CNBC's Brennan: Early Easter Likely to Boost Retailers' March Sales
An early Easter is expected to boost retailers' March sales this year but could cut into April results, CNBC's Margaret Brennan reports.
Consumers are expected to spend $14 billion on holiday-related items and spring apparel this year, or an average $135 per person, which is up 11% from a year earlier, according to the National Retail Federation.
Spring Break is also helping. With the Easter holiday falling sooner on the calendar this year, school vacations are also earlier. Those events are bringing out recreational shoppers and generating sales of full-priced spring and summer weather apparel. Brennan says.
Buying that usually happens in April happened in March this year.
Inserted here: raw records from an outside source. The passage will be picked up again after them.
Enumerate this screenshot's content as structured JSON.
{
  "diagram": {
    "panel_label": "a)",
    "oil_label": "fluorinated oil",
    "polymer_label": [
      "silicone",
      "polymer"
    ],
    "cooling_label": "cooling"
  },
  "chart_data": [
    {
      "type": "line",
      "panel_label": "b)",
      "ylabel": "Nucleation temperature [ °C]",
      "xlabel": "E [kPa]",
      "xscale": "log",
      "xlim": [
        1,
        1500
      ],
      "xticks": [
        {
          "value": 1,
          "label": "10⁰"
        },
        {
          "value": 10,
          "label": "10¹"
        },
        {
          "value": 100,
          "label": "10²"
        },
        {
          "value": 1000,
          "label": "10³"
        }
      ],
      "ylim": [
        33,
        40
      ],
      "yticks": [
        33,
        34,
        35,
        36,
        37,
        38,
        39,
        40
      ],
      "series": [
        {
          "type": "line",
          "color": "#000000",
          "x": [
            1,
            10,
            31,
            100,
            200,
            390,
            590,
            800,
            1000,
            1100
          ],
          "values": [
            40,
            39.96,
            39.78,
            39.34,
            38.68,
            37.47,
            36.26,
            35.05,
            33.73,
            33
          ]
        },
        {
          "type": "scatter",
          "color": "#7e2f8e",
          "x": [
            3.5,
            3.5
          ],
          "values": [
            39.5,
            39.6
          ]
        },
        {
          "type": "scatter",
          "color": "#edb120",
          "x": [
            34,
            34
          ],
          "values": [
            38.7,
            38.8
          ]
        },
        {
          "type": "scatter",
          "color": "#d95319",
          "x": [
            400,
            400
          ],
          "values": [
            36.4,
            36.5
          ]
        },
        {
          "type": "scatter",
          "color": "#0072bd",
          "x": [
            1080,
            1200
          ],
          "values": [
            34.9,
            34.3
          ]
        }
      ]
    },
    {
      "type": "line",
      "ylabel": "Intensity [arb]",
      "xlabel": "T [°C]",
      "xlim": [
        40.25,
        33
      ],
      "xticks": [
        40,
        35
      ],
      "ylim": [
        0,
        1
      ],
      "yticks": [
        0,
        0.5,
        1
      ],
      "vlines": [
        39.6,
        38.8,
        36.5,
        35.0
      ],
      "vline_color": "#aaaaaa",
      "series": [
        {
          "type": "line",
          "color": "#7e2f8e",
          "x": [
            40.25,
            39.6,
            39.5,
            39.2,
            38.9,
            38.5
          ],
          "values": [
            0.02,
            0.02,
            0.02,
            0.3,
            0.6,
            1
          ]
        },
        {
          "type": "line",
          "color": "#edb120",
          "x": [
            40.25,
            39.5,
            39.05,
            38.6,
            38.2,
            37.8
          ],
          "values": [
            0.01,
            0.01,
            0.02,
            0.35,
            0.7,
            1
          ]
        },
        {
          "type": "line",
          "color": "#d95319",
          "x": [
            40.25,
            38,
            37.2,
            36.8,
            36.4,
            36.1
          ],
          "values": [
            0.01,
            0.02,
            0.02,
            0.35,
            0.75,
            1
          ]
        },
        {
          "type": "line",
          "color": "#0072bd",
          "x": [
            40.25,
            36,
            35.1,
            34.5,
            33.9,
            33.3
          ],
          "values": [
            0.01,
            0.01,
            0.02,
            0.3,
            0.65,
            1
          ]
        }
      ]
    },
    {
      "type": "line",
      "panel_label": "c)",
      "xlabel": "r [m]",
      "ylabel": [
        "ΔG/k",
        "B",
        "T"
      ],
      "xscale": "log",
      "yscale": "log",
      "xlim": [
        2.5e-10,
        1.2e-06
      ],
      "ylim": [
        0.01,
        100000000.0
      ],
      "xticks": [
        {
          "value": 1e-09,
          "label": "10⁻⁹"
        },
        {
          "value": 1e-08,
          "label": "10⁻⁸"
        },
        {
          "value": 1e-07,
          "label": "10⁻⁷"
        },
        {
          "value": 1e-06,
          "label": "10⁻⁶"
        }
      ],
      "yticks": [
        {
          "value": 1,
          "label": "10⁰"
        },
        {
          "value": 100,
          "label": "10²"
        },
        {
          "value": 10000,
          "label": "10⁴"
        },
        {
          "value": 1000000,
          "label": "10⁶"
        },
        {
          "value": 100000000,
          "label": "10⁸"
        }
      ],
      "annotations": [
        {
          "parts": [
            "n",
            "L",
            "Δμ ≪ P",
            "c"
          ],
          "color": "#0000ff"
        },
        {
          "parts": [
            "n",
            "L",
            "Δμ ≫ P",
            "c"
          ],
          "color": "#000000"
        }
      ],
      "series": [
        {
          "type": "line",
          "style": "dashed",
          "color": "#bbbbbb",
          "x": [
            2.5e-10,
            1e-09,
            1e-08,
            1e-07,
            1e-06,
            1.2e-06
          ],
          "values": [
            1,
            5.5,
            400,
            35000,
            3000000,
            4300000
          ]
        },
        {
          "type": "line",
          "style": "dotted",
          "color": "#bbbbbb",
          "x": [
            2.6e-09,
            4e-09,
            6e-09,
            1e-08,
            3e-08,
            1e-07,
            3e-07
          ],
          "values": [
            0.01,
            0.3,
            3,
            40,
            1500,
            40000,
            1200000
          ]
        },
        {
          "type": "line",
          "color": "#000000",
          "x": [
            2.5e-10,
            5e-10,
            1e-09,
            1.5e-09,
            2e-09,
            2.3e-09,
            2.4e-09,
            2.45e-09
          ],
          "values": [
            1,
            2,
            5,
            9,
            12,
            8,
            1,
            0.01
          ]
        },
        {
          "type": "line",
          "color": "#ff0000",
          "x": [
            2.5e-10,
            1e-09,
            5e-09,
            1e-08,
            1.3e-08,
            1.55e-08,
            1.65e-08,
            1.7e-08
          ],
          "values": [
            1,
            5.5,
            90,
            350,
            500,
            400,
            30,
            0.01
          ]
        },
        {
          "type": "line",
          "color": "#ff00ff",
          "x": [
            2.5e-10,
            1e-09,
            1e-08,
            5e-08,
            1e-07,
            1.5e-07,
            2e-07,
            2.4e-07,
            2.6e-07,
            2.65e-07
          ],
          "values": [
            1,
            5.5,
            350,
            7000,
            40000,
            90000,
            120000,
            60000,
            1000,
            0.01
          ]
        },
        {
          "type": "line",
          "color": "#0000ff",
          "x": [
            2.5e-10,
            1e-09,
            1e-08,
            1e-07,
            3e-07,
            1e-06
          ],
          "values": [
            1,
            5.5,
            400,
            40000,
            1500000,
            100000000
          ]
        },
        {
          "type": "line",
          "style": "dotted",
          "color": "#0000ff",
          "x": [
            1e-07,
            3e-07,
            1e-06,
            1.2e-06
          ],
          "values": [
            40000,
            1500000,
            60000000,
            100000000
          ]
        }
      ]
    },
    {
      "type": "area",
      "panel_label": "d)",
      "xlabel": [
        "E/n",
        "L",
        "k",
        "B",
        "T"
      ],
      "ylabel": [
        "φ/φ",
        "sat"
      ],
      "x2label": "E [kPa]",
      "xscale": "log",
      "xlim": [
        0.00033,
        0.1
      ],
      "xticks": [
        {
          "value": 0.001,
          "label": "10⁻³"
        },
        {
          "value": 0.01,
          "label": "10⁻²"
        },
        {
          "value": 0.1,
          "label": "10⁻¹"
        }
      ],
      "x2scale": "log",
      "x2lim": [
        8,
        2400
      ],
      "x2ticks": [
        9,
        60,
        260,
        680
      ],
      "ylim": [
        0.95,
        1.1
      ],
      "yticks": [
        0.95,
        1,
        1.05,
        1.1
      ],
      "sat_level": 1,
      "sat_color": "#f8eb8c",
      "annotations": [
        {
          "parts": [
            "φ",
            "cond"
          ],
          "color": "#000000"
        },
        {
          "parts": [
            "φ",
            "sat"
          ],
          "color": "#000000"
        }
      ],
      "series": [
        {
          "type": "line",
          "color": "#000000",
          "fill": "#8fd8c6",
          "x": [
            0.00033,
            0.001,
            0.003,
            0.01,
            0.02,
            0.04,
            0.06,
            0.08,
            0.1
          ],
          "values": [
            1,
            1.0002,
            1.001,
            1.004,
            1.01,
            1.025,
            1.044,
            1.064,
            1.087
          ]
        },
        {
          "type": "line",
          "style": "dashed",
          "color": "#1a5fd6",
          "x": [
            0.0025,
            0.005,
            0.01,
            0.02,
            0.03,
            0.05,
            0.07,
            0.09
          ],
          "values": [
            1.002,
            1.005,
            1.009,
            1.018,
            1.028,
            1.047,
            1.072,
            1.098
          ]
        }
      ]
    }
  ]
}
The International Council of Shopping Centers reports that year over year, March sales of apparel and accessories sales picked up.
“March is going to be the biggest month in the quarter from a volume standpoint because of the shift earlier,” according to CIBC’s Retail Director Dorothy Lakner.
CIBC is bullish on the teen sector in particular retailers like Zumiez and American Eagle. Lakner is also betting that parents shop at children’s retailers like Gymboree (CIBC is overweight the stock) in order to buy their kids new Easter outfits and family vacation garb.
Shoppers between the ages of 25-34 will spend the most money at $147 each. That demographic will spend $3 per person more than buyers in the 45-54 year old group. Wall Street will find out just where that money was spent when retailers report same-store sales next week.
Citigroup analyst Deborah Weinswig expects the strongest comparative same-store sales will come from high-end retailers.
“Saks will lead the charge we’re expecting a 10-12% same store sales figure out of them,” says Weinswig.
Weinswig says that across the board, the retailers she follows are seeing stronger sales than expected thanks to the earlier Easter and Spring breaks. She also says that the fashion cycle shift in terms of color and style is also fueling apparel sales.
So far Weinswig says the cracks in the subprime mortgage market and fluctuations in gas prices have not slowed traffic or sales at apparel retailers.
But what is good news for March thanks to Easter, will come at a loss of sales for April.
“Retailers could see big disparities between the guidance for March and April’s guidance,” Weisenweig said. Despite March’s strength, Weisenweig expects to see a selloff in retail stocks next Thursday when retailers report same store sales.
“Retailers will be very conservative in guidance fo the month of April.” she said.